Il largo barranco di Valle Gran Rey è percorso sui due fianchi da diversi itinerari che hanno il pregio di poter essere intrapresi anche in discesa dopo avere raggiunto i relativi punti di partenza tramite il bus locale. In questo modo si scende a valle ritrovandosi poi direttamente a Valle Gran Rey dove siamo alloggiati. L'itinerario odierno è il frequentato sentiero che inizia da El Cercado, un piccolo borgo situato a circa 1000 m di quota. Vi si arriva con l'autobus di linea che si può prendere in località Casa de la Seda. I viaggiatori sono in larga maggioranza escursionisti, ma siamo solo noi due a scendere alla fermata di El Cercado. Le indicazioni sono precise e puntuali e dopo qualche metro di asfalto iniziamo la nostra discesa tra le ultime case. Al mattino la zona è ancora in ombra e fa freddino, ma sembra che la giornata prometta bene. Il sentiero si snoda piacevolmente sul fianco destro del barranco de la Matanza tra vecchi terrazzamenti e muretti a secco.
01-La vegetazione nel barranco de la Matanza 01-La vegetazione nel barranco de la Matanza
02-Il verde brillante degli antichi terrazzamenti 02-Il verde brillante degli antichi terrazzamenti
03-Agavi ed euforbie sulla linea di crinale 03-Agavi ed euforbie sulla linea di crinale
04-Macchie di colore sul fianco del barranco04-Macchie di colore sul fianco del barranco
Scendendo ancora ci si accosta alla linea di cresta alla nostra destra, in un punto in cui è facile avvicinarsi uscendo dal sentiero. Lentamente ci si avvicina al fondo del barranco e lo si oltrepassa nel punto in cui da sinistra arriva anche il sentiero da Chipude (possibile alternativa). Una breve deviazione ci porta nuovamente in cresta presso un magnifico belvedere sulla ampia valle Gran Rey e i suoi paesini. Raggiunto il fianco sinistro del barranco, ha inizio un piacevolissimo falsopiano tra asfodeli e agavi che segue l'andamento di una vecchia canalizzazione. Il paesaggio è davvero splendido: qui fanno la loro comparsa i primi mandorli fioriti che spiccano nel verde chiaro della vegetazione. La nostra discesa nel barranco de la Matanza continua con il sentiero che ora corre molto alto sopra il fondo mentre in lontananza si intravede la sagoma della Ermita di Nostra Señora de Guadalupe. Al bivio per Gerian, decidiamo di compiere la breve deviazione per visitare la chiesetta, raggiunta anche da una pista.

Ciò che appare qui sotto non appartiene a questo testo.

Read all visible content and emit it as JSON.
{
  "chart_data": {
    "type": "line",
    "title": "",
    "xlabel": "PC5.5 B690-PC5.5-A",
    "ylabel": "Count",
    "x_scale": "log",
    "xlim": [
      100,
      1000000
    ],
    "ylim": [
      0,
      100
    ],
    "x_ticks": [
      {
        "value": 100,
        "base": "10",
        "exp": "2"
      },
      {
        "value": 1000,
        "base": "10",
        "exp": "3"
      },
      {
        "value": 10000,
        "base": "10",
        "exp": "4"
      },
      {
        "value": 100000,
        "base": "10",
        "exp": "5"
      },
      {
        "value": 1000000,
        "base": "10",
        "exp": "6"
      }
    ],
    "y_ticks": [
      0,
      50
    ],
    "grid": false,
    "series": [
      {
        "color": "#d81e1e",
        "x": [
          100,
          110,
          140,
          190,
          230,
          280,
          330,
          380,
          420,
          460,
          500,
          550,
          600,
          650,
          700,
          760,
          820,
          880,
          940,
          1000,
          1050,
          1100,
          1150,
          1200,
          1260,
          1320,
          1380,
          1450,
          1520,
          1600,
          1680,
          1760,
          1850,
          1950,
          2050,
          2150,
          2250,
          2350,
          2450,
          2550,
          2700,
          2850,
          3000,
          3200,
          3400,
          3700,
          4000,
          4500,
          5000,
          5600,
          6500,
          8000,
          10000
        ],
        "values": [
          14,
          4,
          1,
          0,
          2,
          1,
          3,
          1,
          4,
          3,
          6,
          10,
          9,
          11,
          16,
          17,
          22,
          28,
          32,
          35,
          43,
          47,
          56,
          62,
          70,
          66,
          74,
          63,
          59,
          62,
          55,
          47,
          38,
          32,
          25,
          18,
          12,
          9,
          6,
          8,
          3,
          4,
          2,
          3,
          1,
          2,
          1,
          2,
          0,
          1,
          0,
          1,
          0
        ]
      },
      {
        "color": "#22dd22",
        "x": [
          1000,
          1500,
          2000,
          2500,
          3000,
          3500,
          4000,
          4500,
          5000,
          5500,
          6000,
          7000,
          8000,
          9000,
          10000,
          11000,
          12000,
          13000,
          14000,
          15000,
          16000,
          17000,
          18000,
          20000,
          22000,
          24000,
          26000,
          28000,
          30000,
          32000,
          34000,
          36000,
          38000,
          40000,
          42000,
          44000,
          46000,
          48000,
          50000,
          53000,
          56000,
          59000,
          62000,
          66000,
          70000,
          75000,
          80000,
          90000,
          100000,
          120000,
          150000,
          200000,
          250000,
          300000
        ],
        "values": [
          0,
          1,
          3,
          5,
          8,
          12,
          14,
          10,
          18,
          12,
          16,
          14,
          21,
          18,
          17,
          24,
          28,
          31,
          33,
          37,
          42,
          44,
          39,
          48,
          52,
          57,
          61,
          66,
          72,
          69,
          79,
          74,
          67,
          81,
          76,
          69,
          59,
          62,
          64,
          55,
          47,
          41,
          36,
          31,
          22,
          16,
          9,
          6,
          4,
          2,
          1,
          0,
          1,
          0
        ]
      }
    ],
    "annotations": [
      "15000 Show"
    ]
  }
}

05-Il letto del Barranco de la Matanza 05-Il letto del Barranco de la Matanza
06-Rosetta basale di Aeonium06-Rosetta basale di Aeonium
07-L'Ermita Nostra Señora de Guadalupe 07-L'Ermita Nostra Señora de Guadalupe
08-Panorama dal belvedere della Barranco dalla Ermita Nostra Señora de Guadalupe 08-Panorama dal belvedere della Barranco dalla Ermita Nostra Señora de Guadalupe
Tornati sui nostri passi scendiamo a svolte fino a raggiungere nuovamente il fondo del barranco. Quasi in falsopiano ci si riporta nuovamente sul crinale che ci separa da Valle Gran Rey presso la Degollada del Cerrillal (m 658). L'itinerario che ci eravamo prefissati a questo punto inizia la sua discesa finale verso la Ermita de los Reyes e Valle Gran Rey, ma da tempo abbiamo notato una traccia che prosegue in quota. Uno sguardo alla Kompass e decidiamo di intraprendere la deviazione che ci porterà a proseguire verso le ultime elevazioni della cresta. Anche se non ufficiale, il percorso è molto ben marcato e segnato da ometti. Si continua quasi in quota tagliando sulla sinistra le pendici della Montaña del Adivino fino ad affacciarsi sull’insellatura seguente dove il paesaggio si trasforma. L'ambiente qui è decisamente più vulcanico e roccioso e i colori sono più accesi e tendenti al rosso.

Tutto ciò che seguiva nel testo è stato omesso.